Software: MPI - nthu-ioa/cluster GitHub Wiki

:warning: This page is still being written. Please get in touch with the admins if you have any questions or suggestions.

About MPI

MPI (Message Passing Interface) is a standard for communication between independent processes, usually over a network. MPI can be used to write programs that solve problems by working on many CPU cores in parallel, even if those CPU cores are spread across many different machines. To use MPI, programs have to be linked with a software library that provides the standard MPI functions. The MPI library we use on our cluster is called OpenMPI.

https://mpitutorial.com/tutorials/

Using MPI effectively requires a basic understanding of the hardware in our machines, and how programs are executed on that hardware. See Tutorial: Parallel Computing. That page also explains the difference between MPI and multithreading/multiprocessing, which are types of shared memory parallelism.

In a nutshell, the point of MPI is to allow programs to communicate between physically separate machines, over a network. MPI programs usually start one process per machine. Those processes are identical and do exactly the same job. Each process can only see its own 'local' memory.

However, because the processes can send messages to each other over the network using MPI, they can still work together to solve a bigger problem. For example, they can each read in part of a big file, use that data to compute something, and then share the result with each other.

Launching MPI Jobs

Like all jobs on the cluster, MPI jobs should be submitted to the Slurm batch queue using sbatch. The Slurm environment and the commands to start the job should be provided in a shell script. See our page on Slurm for more details.

For MPI jobs, the batch script needs to contain three things:

  1. A set of sbatch directives to allocate cluster resources for the job in a way that MPI can use efficiently;
  2. Environment variables and modules that configure the MPI environment;
  3. A job command line that starts your computation using an MPI-aware job controller (mpirun or srun).

The following sections walk through these three topics.

SBATCH directives for MPI jobs

MPI environment variables

The job command line

Inside your job script, there are two commands that can be used to launch MPI jobs on the cluster:

  1. Using mpirun
  2. Using srun

For the time being the correct choice depends on how your code was compiled. The bottom line is:

  1. Use mpirun if you compiled your MPI code yourself using the MPI libraries on the cluster;
  2. Use srun if you are using a code that has already been compiled with different MPI libraries, including python with the mpi4py module or any code you have installed via the conda package manager.

mpirun options for MPI

srun options for MPI

FAQs

Q. For serial jobs we always use srun. What is the difference between srun and mpirun?
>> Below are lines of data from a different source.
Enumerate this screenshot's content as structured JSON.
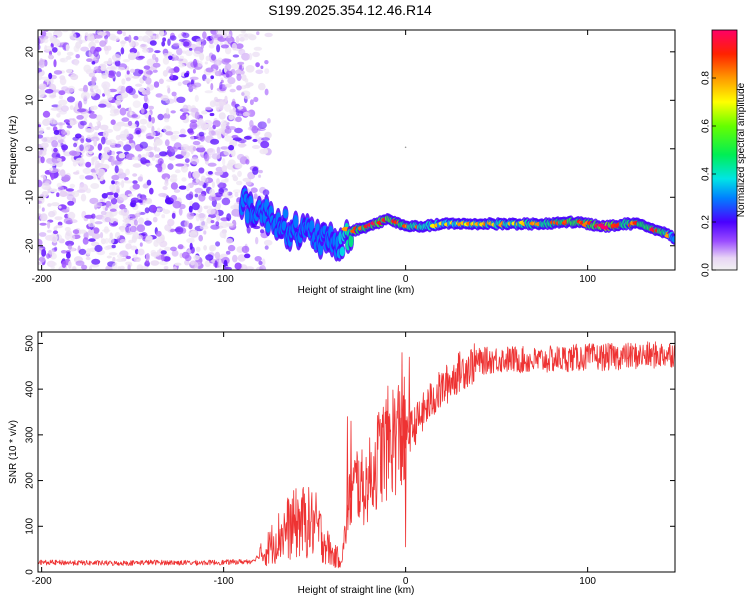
{
  "title": "S199.2025.354.12.46.R14",
  "chart_data": [
    {
      "type": "heatmap",
      "name": "spectrogram",
      "xlabel": "Height of straight line (km)",
      "ylabel": "Frequency (Hz)",
      "xlim": [
        -202,
        148
      ],
      "ylim": [
        -25,
        24.5
      ],
      "xticks": [
        -200,
        -100,
        0,
        100
      ],
      "yticks": [
        -20,
        -10,
        0,
        10,
        20
      ],
      "colorbar": {
        "label": "Normalized spectral amplitude",
        "range": [
          0,
          1
        ],
        "ticks": [
          0.0,
          0.2,
          0.4,
          0.6,
          0.8
        ],
        "tick_labels": [
          "0.0",
          "0.2",
          "0.4",
          "0.6",
          "0.8"
        ]
      },
      "noise_region": {
        "x_range": [
          -202,
          -75
        ],
        "freq_range": [
          -25,
          24.5
        ],
        "amplitude_range": [
          0.02,
          0.2
        ]
      },
      "ridge": {
        "description": "dominant frequency track",
        "x": [
          -90,
          -80,
          -70,
          -60,
          -50,
          -40,
          -35,
          -30,
          -20,
          -10,
          0,
          10,
          20,
          40,
          60,
          80,
          90,
          100,
          110,
          120,
          130,
          140,
          148
        ],
        "freq": [
          -11,
          -13,
          -15,
          -17,
          -18,
          -20,
          -19,
          -17,
          -16,
          -14.5,
          -16,
          -16,
          -15.5,
          -15.5,
          -15.5,
          -15.5,
          -15,
          -15.5,
          -16,
          -15.5,
          -15.5,
          -17,
          -18.5
        ],
        "amplitude": [
          0.15,
          0.18,
          0.3,
          0.35,
          0.4,
          0.3,
          0.5,
          0.6,
          0.7,
          0.75,
          0.6,
          0.55,
          0.5,
          0.55,
          0.55,
          0.6,
          0.7,
          0.65,
          0.85,
          0.6,
          0.65,
          0.7,
          0.4
        ]
      }
    },
    {
      "type": "line",
      "name": "snr",
      "xlabel": "Height of straight line (km)",
      "ylabel": "SNR (10 * v/v)",
      "xlim": [
        -202,
        148
      ],
      "ylim": [
        0,
        525
      ],
      "xticks": [
        -200,
        -100,
        0,
        100
      ],
      "yticks": [
        0,
        100,
        200,
        300,
        400,
        500
      ],
      "color": "#ee3333",
      "series": [
        {
          "name": "SNR",
          "x": [
            -202,
            -180,
            -160,
            -140,
            -120,
            -100,
            -85,
            -78,
            -72,
            -65,
            -58,
            -50,
            -45,
            -40,
            -35,
            -31,
            -27,
            -23,
            -19,
            -15,
            -10,
            -5,
            0,
            5,
            10,
            15,
            20,
            25,
            30,
            35,
            40,
            50,
            60,
            70,
            80,
            90,
            100,
            110,
            120,
            130,
            140,
            148
          ],
          "y": [
            20,
            19,
            18,
            20,
            19,
            20,
            22,
            40,
            70,
            95,
            110,
            105,
            70,
            35,
            30,
            150,
            200,
            180,
            210,
            250,
            280,
            300,
            295,
            320,
            350,
            380,
            400,
            420,
            440,
            450,
            460,
            465,
            465,
            462,
            465,
            468,
            470,
            470,
            472,
            473,
            475,
            478
          ]
        }
      ],
      "spikes": [
        {
          "x": -32,
          "y": 340
        },
        {
          "x": -30,
          "y": 330
        },
        {
          "x": -2,
          "y": 480
        },
        {
          "x": 2,
          "y": 470
        },
        {
          "x": 0,
          "y": 55
        }
      ]
    }
  ]
}
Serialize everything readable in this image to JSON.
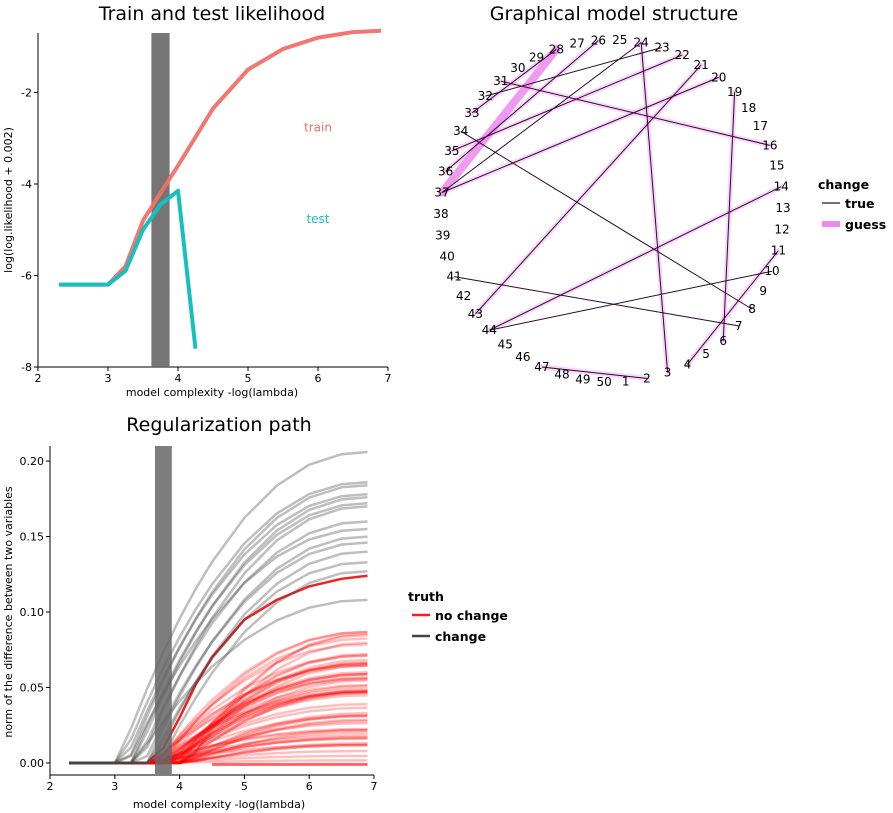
{
  "chart_data": [
    {
      "id": "likelihood",
      "type": "line",
      "title": "Train and test likelihood",
      "xlabel": "model complexity -log(lambda)",
      "ylabel": "log(log.likelihood + 0.002)",
      "xlim": [
        2,
        7
      ],
      "ylim": [
        -8,
        -0.7
      ],
      "xticks": [
        2,
        3,
        4,
        5,
        6,
        7
      ],
      "yticks": [
        -8,
        -6,
        -4,
        -2
      ],
      "selected_band": [
        3.62,
        3.88
      ],
      "series": [
        {
          "name": "train",
          "color": "#f07068",
          "x": [
            2.3,
            3.0,
            3.25,
            3.5,
            3.75,
            4.0,
            4.5,
            5.0,
            5.5,
            6.0,
            6.5,
            6.9
          ],
          "y": [
            -6.2,
            -6.2,
            -5.8,
            -4.8,
            -4.2,
            -3.6,
            -2.35,
            -1.5,
            -1.05,
            -0.8,
            -0.68,
            -0.65
          ]
        },
        {
          "name": "test",
          "color": "#18bfbf",
          "x": [
            2.3,
            3.0,
            3.25,
            3.5,
            3.75,
            4.0,
            4.25
          ],
          "y": [
            -6.2,
            -6.2,
            -5.9,
            -5.0,
            -4.45,
            -4.15,
            -7.6
          ]
        }
      ],
      "series_labels": [
        {
          "text": "train",
          "x": 6.0,
          "y": -2.85
        },
        {
          "text": "test",
          "x": 6.0,
          "y": -4.85
        }
      ]
    },
    {
      "id": "graph",
      "type": "network",
      "title": "Graphical model structure",
      "nodes": [
        "1",
        "2",
        "3",
        "4",
        "5",
        "6",
        "7",
        "8",
        "9",
        "10",
        "11",
        "12",
        "13",
        "14",
        "15",
        "16",
        "17",
        "18",
        "19",
        "20",
        "21",
        "22",
        "23",
        "24",
        "25",
        "26",
        "27",
        "28",
        "29",
        "30",
        "31",
        "32",
        "33",
        "34",
        "35",
        "36",
        "37",
        "38",
        "39",
        "40",
        "41",
        "42",
        "43",
        "44",
        "45",
        "46",
        "47",
        "48",
        "49",
        "50"
      ],
      "true_edges": [
        [
          2,
          47
        ],
        [
          3,
          24
        ],
        [
          4,
          11
        ],
        [
          6,
          19
        ],
        [
          8,
          34
        ],
        [
          7,
          41
        ],
        [
          14,
          44
        ],
        [
          10,
          44
        ],
        [
          16,
          31
        ],
        [
          20,
          37
        ],
        [
          21,
          43
        ],
        [
          22,
          35
        ],
        [
          23,
          32
        ],
        [
          24,
          37
        ],
        [
          26,
          36
        ],
        [
          28,
          33
        ]
      ],
      "guess_edges": [
        [
          2,
          47
        ],
        [
          3,
          24
        ],
        [
          4,
          11
        ],
        [
          6,
          19
        ],
        [
          14,
          44
        ],
        [
          21,
          43
        ],
        [
          22,
          35
        ],
        [
          20,
          37
        ],
        [
          16,
          31
        ],
        [
          26,
          36
        ],
        [
          28,
          37
        ],
        [
          28,
          33
        ]
      ],
      "legend": {
        "title": "change",
        "items": [
          {
            "label": "true",
            "color": "#444444"
          },
          {
            "label": "guess",
            "color": "#ee88ee"
          }
        ]
      }
    },
    {
      "id": "path",
      "type": "line",
      "title": "Regularization path",
      "xlabel": "model complexity -log(lambda)",
      "ylabel": "norm of the difference between two variables",
      "xlim": [
        2,
        7
      ],
      "ylim": [
        -0.008,
        0.21
      ],
      "xticks": [
        2,
        3,
        4,
        5,
        6,
        7
      ],
      "yticks": [
        0.0,
        0.05,
        0.1,
        0.15,
        0.2
      ],
      "ytick_labels": [
        "0.00",
        "0.05",
        "0.10",
        "0.15",
        "0.20"
      ],
      "selected_band": [
        3.62,
        3.88
      ],
      "x": [
        2.3,
        3.0,
        3.25,
        3.5,
        3.75,
        4.0,
        4.25,
        4.5,
        5.0,
        5.5,
        6.0,
        6.5,
        6.9
      ],
      "change_finals": [
        0.206,
        0.186,
        0.184,
        0.178,
        0.176,
        0.172,
        0.17,
        0.16,
        0.155,
        0.15,
        0.146,
        0.14,
        0.133,
        0.127,
        0.108
      ],
      "change_starts": [
        3.05,
        3.1,
        3.2,
        3.15,
        3.3,
        3.25,
        3.4,
        3.35,
        3.2,
        3.5,
        3.45,
        3.6,
        3.55,
        3.7,
        3.3
      ],
      "nochange_highlight": {
        "x": [
          2.3,
          3.0,
          3.25,
          3.5,
          3.75,
          4.0,
          4.25,
          4.5,
          5.0,
          5.5,
          6.0,
          6.5,
          6.9
        ],
        "y": [
          0.0,
          0.0,
          0.0,
          0.0,
          0.01,
          0.03,
          0.052,
          0.07,
          0.095,
          0.108,
          0.117,
          0.122,
          0.124
        ]
      },
      "nochange_count": 60,
      "nochange_max_final": 0.09,
      "legend": {
        "title": "truth",
        "items": [
          {
            "label": "no change",
            "color": "#ee2222"
          },
          {
            "label": "change",
            "color": "#444444"
          }
        ]
      }
    }
  ]
}
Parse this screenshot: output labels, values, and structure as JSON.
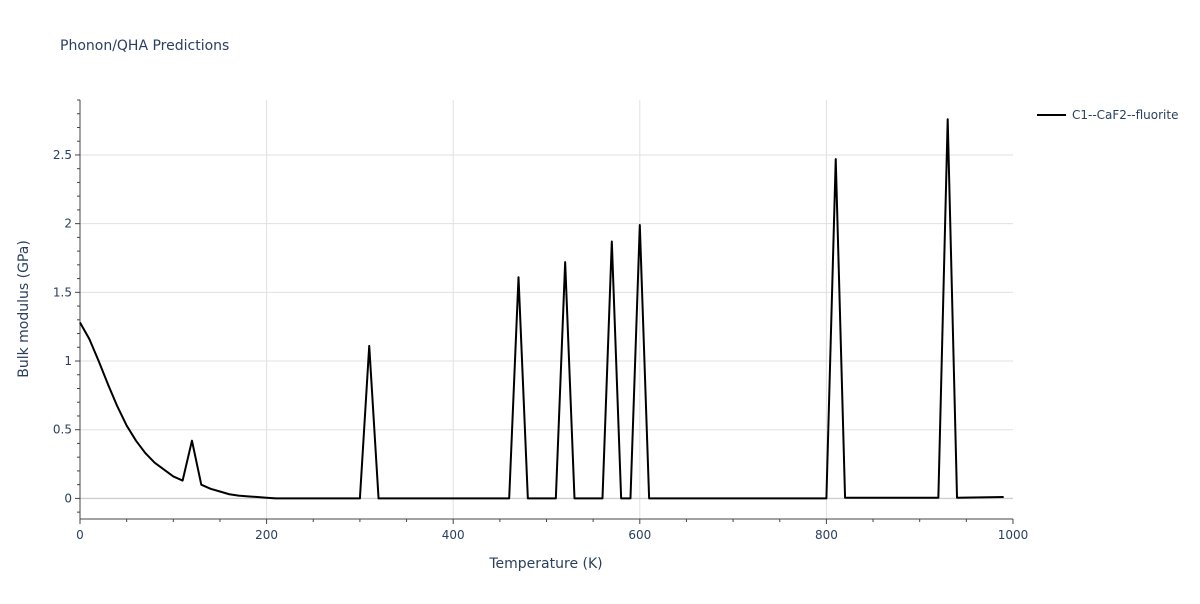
{
  "chart_data": {
    "type": "line",
    "title": "Phonon/QHA Predictions",
    "xlabel": "Temperature (K)",
    "ylabel": "Bulk modulus (GPa)",
    "xlim": [
      0,
      1000
    ],
    "ylim": [
      -0.15,
      2.9
    ],
    "xticks": [
      0,
      200,
      400,
      600,
      800,
      1000
    ],
    "xtick_labels": [
      "0",
      "200",
      "400",
      "600",
      "800",
      "1000"
    ],
    "yticks": [
      0,
      0.5,
      1,
      1.5,
      2,
      2.5
    ],
    "ytick_labels": [
      "0",
      "0.5",
      "1",
      "1.5",
      "2",
      "2.5"
    ],
    "grid": true,
    "legend": "top-right",
    "series": [
      {
        "name": "C1--CaF2--fluorite",
        "color": "#000000",
        "x": [
          0,
          10,
          20,
          30,
          40,
          50,
          60,
          70,
          80,
          90,
          100,
          110,
          120,
          130,
          140,
          150,
          160,
          170,
          180,
          190,
          200,
          210,
          300,
          310,
          320,
          460,
          470,
          480,
          510,
          520,
          530,
          560,
          570,
          580,
          590,
          600,
          610,
          800,
          810,
          820,
          920,
          930,
          940,
          990
        ],
        "y": [
          1.28,
          1.16,
          1.0,
          0.83,
          0.67,
          0.53,
          0.42,
          0.33,
          0.26,
          0.21,
          0.16,
          0.13,
          0.42,
          0.1,
          0.07,
          0.05,
          0.03,
          0.02,
          0.015,
          0.01,
          0.005,
          0.0,
          0.0,
          1.11,
          0.0,
          0.0,
          1.61,
          0.0,
          0.0,
          1.72,
          0.0,
          0.0,
          1.87,
          0.0,
          0.0,
          1.99,
          0.0,
          0.0,
          2.47,
          0.005,
          0.005,
          2.76,
          0.005,
          0.01
        ]
      }
    ]
  }
}
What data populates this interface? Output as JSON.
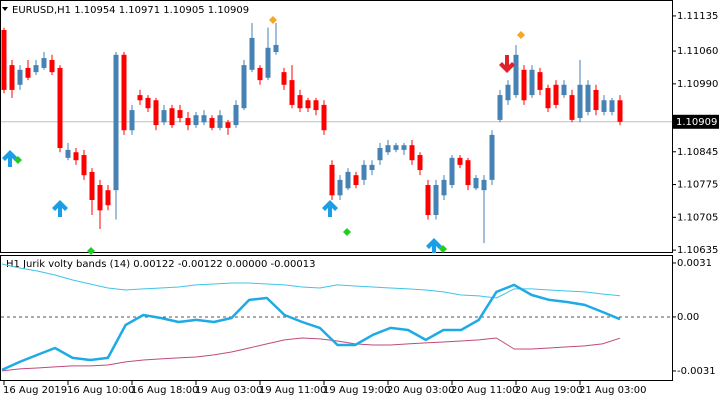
{
  "chart_data": [
    {
      "type": "candlestick",
      "title": "EURUSD,H1  1.10954 1.10971 1.10905 1.10909",
      "categories": [
        "16 Aug 2019",
        null,
        null,
        null,
        null,
        null,
        null,
        null,
        "16 Aug 10:00",
        null,
        null,
        null,
        null,
        null,
        null,
        null,
        "16 Aug 18:00",
        null,
        null,
        null,
        null,
        null,
        null,
        null,
        "19 Aug 03:00",
        null,
        null,
        null,
        null,
        null,
        null,
        null,
        "19 Aug 11:00",
        null,
        null,
        null,
        null,
        null,
        null,
        null,
        "19 Aug 19:00",
        null,
        null,
        null,
        null,
        null,
        null,
        null,
        "20 Aug 03:00",
        null,
        null,
        null,
        null,
        null,
        null,
        null,
        "20 Aug 11:00",
        null,
        null,
        null,
        null,
        null,
        null,
        null,
        "20 Aug 19:00",
        null,
        null,
        null,
        null,
        null,
        null,
        null,
        "21 Aug 03:00",
        null,
        null,
        null,
        null,
        null
      ],
      "open": [
        1.11105,
        1.1103,
        1.10988,
        1.11024,
        1.11015,
        1.11024,
        1.11041,
        1.11024,
        1.10832,
        1.10844,
        1.10838,
        1.10802,
        1.10774,
        1.10763,
        1.10763,
        1.11052,
        1.10891,
        1.10966,
        1.1096,
        1.10955,
        1.10908,
        1.10938,
        1.10934,
        1.10917,
        1.10902,
        1.10908,
        1.10917,
        1.10896,
        1.10908,
        1.10902,
        1.10938,
        1.1102,
        1.11024,
        1.11003,
        1.11058,
        1.11015,
        1.10998,
        1.10966,
        1.10955,
        1.10955,
        1.10945,
        1.10817,
        1.10752,
        1.10767,
        1.10795,
        1.10785,
        1.10806,
        1.10827,
        1.10844,
        1.10849,
        1.10849,
        1.10859,
        1.10838,
        1.10774,
        1.1071,
        1.10752,
        1.10774,
        1.10832,
        1.10827,
        1.10767,
        1.10763,
        1.10785,
        1.10913,
        1.10955,
        1.10966,
        1.1102,
        1.10966,
        1.11015,
        1.10981,
        1.10988,
        1.10966,
        1.10966,
        1.10917,
        1.1093,
        1.10977,
        1.1093,
        1.1093,
        1.10955
      ],
      "high": [
        1.1111,
        1.11041,
        1.1103,
        1.11041,
        1.11041,
        1.11058,
        1.11052,
        1.1103,
        1.10864,
        1.10853,
        1.10849,
        1.1081,
        1.10785,
        1.10774,
        1.11058,
        1.11058,
        1.10945,
        1.10977,
        1.10966,
        1.1096,
        1.10945,
        1.10945,
        1.10945,
        1.1093,
        1.1093,
        1.10934,
        1.10923,
        1.10934,
        1.10913,
        1.10955,
        1.11041,
        1.1112,
        1.1103,
        1.1111,
        1.1112,
        1.11024,
        1.1103,
        1.10977,
        1.1096,
        1.1096,
        1.10955,
        1.10827,
        1.10795,
        1.1081,
        1.10802,
        1.10827,
        1.10827,
        1.10864,
        1.1087,
        1.10864,
        1.10864,
        1.1087,
        1.10844,
        1.10785,
        1.10785,
        1.10795,
        1.10838,
        1.10838,
        1.10832,
        1.10795,
        1.10795,
        1.10891,
        1.10977,
        1.10998,
        1.11073,
        1.1103,
        1.1103,
        1.11024,
        1.10988,
        1.10998,
        1.10998,
        1.10977,
        1.11041,
        1.10998,
        1.10988,
        1.10966,
        1.1096,
        1.10966
      ],
      "low": [
        1.1097,
        1.1096,
        1.10977,
        1.10998,
        1.11009,
        1.1102,
        1.11009,
        1.10844,
        1.10827,
        1.10817,
        1.10785,
        1.1071,
        1.1068,
        1.1072,
        1.107,
        1.10881,
        1.10881,
        1.10945,
        1.1093,
        1.10891,
        1.10902,
        1.10896,
        1.10908,
        1.10891,
        1.10896,
        1.10902,
        1.10891,
        1.10891,
        1.10881,
        1.10896,
        1.10934,
        1.11015,
        1.10988,
        1.10998,
        1.11052,
        1.10977,
        1.10938,
        1.1093,
        1.1093,
        1.10923,
        1.10881,
        1.10742,
        1.10742,
        1.10763,
        1.10767,
        1.10774,
        1.10795,
        1.10817,
        1.10838,
        1.10844,
        1.10838,
        1.10817,
        1.10795,
        1.107,
        1.107,
        1.10742,
        1.10767,
        1.1081,
        1.10763,
        1.10763,
        1.1065,
        1.10774,
        1.10908,
        1.10945,
        1.1096,
        1.10945,
        1.1096,
        1.10966,
        1.1093,
        1.10938,
        1.1096,
        1.10908,
        1.10908,
        1.10923,
        1.10923,
        1.10923,
        1.10923,
        1.10902
      ],
      "close": [
        1.10977,
        1.10977,
        1.1102,
        1.11003,
        1.1103,
        1.11045,
        1.11015,
        1.10853,
        1.10849,
        1.10827,
        1.10795,
        1.10742,
        1.1072,
        1.10731,
        1.11052,
        1.10891,
        1.10934,
        1.10955,
        1.10938,
        1.10902,
        1.10934,
        1.10902,
        1.10917,
        1.10902,
        1.10923,
        1.10923,
        1.10896,
        1.10923,
        1.10896,
        1.10945,
        1.1103,
        1.11088,
        1.10998,
        1.11067,
        1.11073,
        1.10988,
        1.10945,
        1.10938,
        1.10938,
        1.10934,
        1.10891,
        1.10752,
        1.10785,
        1.10802,
        1.10774,
        1.10817,
        1.10817,
        1.10853,
        1.10859,
        1.10859,
        1.10859,
        1.10827,
        1.10806,
        1.1071,
        1.10774,
        1.10785,
        1.10832,
        1.10817,
        1.10774,
        1.10789,
        1.10785,
        1.10881,
        1.10966,
        1.10988,
        1.11052,
        1.10955,
        1.1102,
        1.10977,
        1.10938,
        1.10945,
        1.10988,
        1.10913,
        1.10988,
        1.10988,
        1.10934,
        1.10955,
        1.10955,
        1.10909
      ],
      "up_color": "#4682b4",
      "down_color": "#ff0000",
      "current_price": 1.10909,
      "ylim": [
        1.10631,
        1.11169
      ],
      "yticks": [
        1.11135,
        {
          "value": 1.1106,
          "label": "1.11060"
        },
        {
          "value": 1.1099,
          "label": "1.10990"
        },
        1.10845,
        1.10775,
        1.10705,
        1.10635
      ]
    },
    {
      "type": "line",
      "title": "H1 Jurik volty bands (14) 0.00122 -0.00122 0.00000 -0.00013",
      "series": [
        {
          "color": "#40c4e8",
          "width": 1,
          "values": [
            0.00304,
            0.00281,
            0.00264,
            0.00241,
            0.00212,
            0.00189,
            0.00166,
            0.00155,
            0.00161,
            0.00166,
            0.00172,
            0.00184,
            0.00189,
            0.00195,
            0.00195,
            0.00189,
            0.00184,
            0.00172,
            0.00166,
            0.00184,
            0.00178,
            0.00172,
            0.00166,
            0.00161,
            0.00155,
            0.00144,
            0.00126,
            0.00121,
            0.00109,
            0.00161,
            0.00161,
            0.00155,
            0.00149,
            0.00144,
            0.00132,
            0.00122
          ]
        },
        {
          "color": "#c04a7c",
          "width": 1,
          "values": [
            -0.0031,
            -0.00298,
            -0.00293,
            -0.00287,
            -0.00281,
            -0.00281,
            -0.00276,
            -0.00258,
            -0.00247,
            -0.00241,
            -0.00235,
            -0.0023,
            -0.00218,
            -0.00201,
            -0.00178,
            -0.00155,
            -0.00132,
            -0.00121,
            -0.00126,
            -0.00138,
            -0.00155,
            -0.00161,
            -0.00161,
            -0.00155,
            -0.00149,
            -0.00144,
            -0.00138,
            -0.00132,
            -0.00121,
            -0.00184,
            -0.00184,
            -0.00178,
            -0.00172,
            -0.00166,
            -0.00155,
            -0.00122
          ]
        },
        {
          "color": "#1eaae6",
          "width": 2.5,
          "values": [
            -0.00304,
            -0.00258,
            -0.00218,
            -0.00178,
            -0.00235,
            -0.00247,
            -0.00235,
            -0.00046,
            0.00011,
            -6e-05,
            -0.00029,
            -0.00017,
            -0.00029,
            -6e-05,
            0.00098,
            0.00109,
            0.00011,
            -0.00029,
            -0.00063,
            -0.00161,
            -0.00161,
            -0.00103,
            -0.00063,
            -0.00075,
            -0.00132,
            -0.00075,
            -0.00075,
            -0.00017,
            0.00144,
            0.00184,
            0.00126,
            0.00098,
            0.00086,
            0.00069,
            0.00029,
            -0.00013
          ]
        }
      ],
      "zero_line": true,
      "ylim": [
        -0.00362,
        0.0035
      ],
      "yticks": [
        0.0031,
        {
          "value": 0,
          "label": "0.00"
        },
        -0.0031
      ]
    }
  ]
}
There is not a big difference.

mpirun is a job-launching code that creates an environment for processes running on a cluster of machines to talk to each other using the MPI protocol. It is independent of batch job systems Slurm.

srun is an all-purpose job controller for jobs launched under Slurm. It works for serial and parallel jobs. Setting up the 'plumbing' to connect tasks on different machines is very similar to what mpirun does, but srun also does some extra work to implement the resource management and job control in Slurm.

If everything was set up on our cluster correctly, srun would completely replace mpirun. However, everything is not set up perfectly, yet. With our current setup, srun will fail to launch codes that have been compiled with the libraries provided by module load openmpi. Since most codes that are run on the cluster will be linked with those libraries, they have to be started with mpirun (the mpirun command itself is provided by our openmpi module). There is little or no difference in terms of functionality and performance.

However, we have found that at least some MPI-capable codes built by the conda package manager (specifically those that use Python's mpi4py library) will fail if they're launched by our cluster mpirun, but run fine when launched by srun. We're still investigating exactly why this is the case.

In future, the system will be configured in such a way that srun will be the only option.

Q. What if I wrote my own python code using the mpi4py python package? Should I use mpirun or srun?

If you installed mpi4py using conda, probably srun, because the codes will still be linked to MPI C libraries from conda. If you installed mpi4py using pip (or built it yourself), it may be linked to our cluster MPI libraries, in which case you'll probably need mpirun.